Lady In The Dark: The Most Expensive Costume In Film History

By Christopher Turner

The most expensive costume in Hollywood history is one that you probably don’t even recognize. Worn by Ginger Rogers in the 1944 film Lady In The Dark, the heavily jewelled and mink fur dress takes the title of most expensive costume to create, costing about US$35,000 at the time to make (about half of that was for the mink), which would be about US$575,000 today. According to the gown’s designer, the legendary costume designer Edith Head, the dress couldn’t be made today without a limitless wardrobe budget.

Lady In The Dark was a hit 1944 musical film directed by Mitchell Leisen, based on the 1941 musical of the same name by Moss Hart. The film starred Rogers as Liza Elliott, a magazine editor who, although professionally successful, finds herself on the edge of a breakdown while juggling her feelings for three prospective suitors: Charley Johnson (Ray Milland), Kendall Nesbitt (Warner Baxter) and Randy Curtis (Jon Hall). The film was a critical and commercial success, and was nominated for three Academy Awards (Best Cinematography, Best Music and Best Art Direction), although it ultimately lost all three categories.
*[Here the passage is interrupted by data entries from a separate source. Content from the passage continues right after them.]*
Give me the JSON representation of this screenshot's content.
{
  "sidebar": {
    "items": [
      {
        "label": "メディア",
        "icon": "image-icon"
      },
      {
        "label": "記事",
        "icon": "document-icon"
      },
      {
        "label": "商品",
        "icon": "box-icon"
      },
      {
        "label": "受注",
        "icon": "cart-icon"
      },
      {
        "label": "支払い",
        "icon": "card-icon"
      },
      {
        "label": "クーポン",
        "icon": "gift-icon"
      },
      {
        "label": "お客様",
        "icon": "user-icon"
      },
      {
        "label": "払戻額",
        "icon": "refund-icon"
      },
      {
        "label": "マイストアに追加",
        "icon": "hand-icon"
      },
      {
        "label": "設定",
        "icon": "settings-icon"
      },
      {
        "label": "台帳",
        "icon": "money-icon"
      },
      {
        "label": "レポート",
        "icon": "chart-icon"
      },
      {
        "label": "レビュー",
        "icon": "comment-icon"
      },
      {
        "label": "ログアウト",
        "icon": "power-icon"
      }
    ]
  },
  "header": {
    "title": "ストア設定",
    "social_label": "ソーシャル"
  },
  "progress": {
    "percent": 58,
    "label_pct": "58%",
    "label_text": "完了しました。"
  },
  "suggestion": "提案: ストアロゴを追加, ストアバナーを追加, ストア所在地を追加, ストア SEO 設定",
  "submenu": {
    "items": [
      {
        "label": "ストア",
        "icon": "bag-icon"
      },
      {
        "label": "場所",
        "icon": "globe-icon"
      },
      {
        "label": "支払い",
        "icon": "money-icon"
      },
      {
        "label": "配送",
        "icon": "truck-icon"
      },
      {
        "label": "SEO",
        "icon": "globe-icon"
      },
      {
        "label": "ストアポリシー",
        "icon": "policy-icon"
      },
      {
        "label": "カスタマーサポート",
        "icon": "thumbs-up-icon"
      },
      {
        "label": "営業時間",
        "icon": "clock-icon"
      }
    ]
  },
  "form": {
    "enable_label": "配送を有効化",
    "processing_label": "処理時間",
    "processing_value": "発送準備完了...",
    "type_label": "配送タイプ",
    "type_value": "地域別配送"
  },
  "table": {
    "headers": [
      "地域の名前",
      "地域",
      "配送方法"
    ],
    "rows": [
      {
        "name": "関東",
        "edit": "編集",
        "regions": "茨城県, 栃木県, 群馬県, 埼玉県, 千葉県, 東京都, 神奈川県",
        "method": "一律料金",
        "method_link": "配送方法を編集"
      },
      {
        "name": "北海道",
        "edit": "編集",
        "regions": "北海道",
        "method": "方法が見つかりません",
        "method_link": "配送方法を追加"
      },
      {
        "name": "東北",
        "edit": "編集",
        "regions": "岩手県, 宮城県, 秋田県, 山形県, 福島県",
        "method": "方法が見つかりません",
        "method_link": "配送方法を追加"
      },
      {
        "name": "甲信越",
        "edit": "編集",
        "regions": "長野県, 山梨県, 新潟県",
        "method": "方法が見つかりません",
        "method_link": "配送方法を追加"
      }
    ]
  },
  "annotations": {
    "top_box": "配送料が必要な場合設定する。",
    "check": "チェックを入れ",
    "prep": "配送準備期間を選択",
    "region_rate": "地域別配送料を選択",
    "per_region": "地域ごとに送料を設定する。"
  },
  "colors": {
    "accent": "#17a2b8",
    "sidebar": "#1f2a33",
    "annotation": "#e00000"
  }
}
The visual centrepiece of the film, of course, is an elaborate gown worn by Rogers for the ‘The Saga of Jenny’ sequence in the musical, which was staged in a circus. The costume includes a mink overskirt lined with jewels and a matching jewelled bodysuit that together weighed over 35 pounds! Rogers actually wore two versions of the dress during filming: one for singing and static close-ups, and a lighter version for when she filmed the dancing scenes. The original dress had thousands of faux jewels applied to create the shimmering effect, but when Rogers tried it on, it was too heavy to wear during the dance scenes so they had to create a second dress, replacing the jewel-lined mink overskirt and matching jewelled bodysuit with a sequin-lined mink dress and sequined bodysuit.

Head is credited as the designer of the dress, with strong influence and a design concept from Mitchell Leisen, the film’s director and a former costume designer himself.

According to Head in her 1983 biography Edith Head’s Hollywood, “As Liza Elliott in Lady in the Dark, Ginger was the fashion editor of the world’s greatest fashion magazine. Her costumes were superlative. She was constantly having daydreams that she was a glamorous sexpot instead of a tailored-editor type and the dreams created a perfect plot excuse for fabulous gowns.”

Specialists agree with Head that due to the craftsmanship of this costume, a duplicate couldn’t be made for a film without an unlimited wardrobe budget.

The costume was donated to the Smithsonian and was then acquired by the British Film Institute (BFI) for its costume collection at the Museum of the Moving Image, which existed on the South Bank in London between 1988 and 1999. The dress can now be found on display at the Victoria and Albert Museum in London, part of a collection that is made up of British, European, American and Japanese films and that covers costumes from the silent film era to the mid-1990s.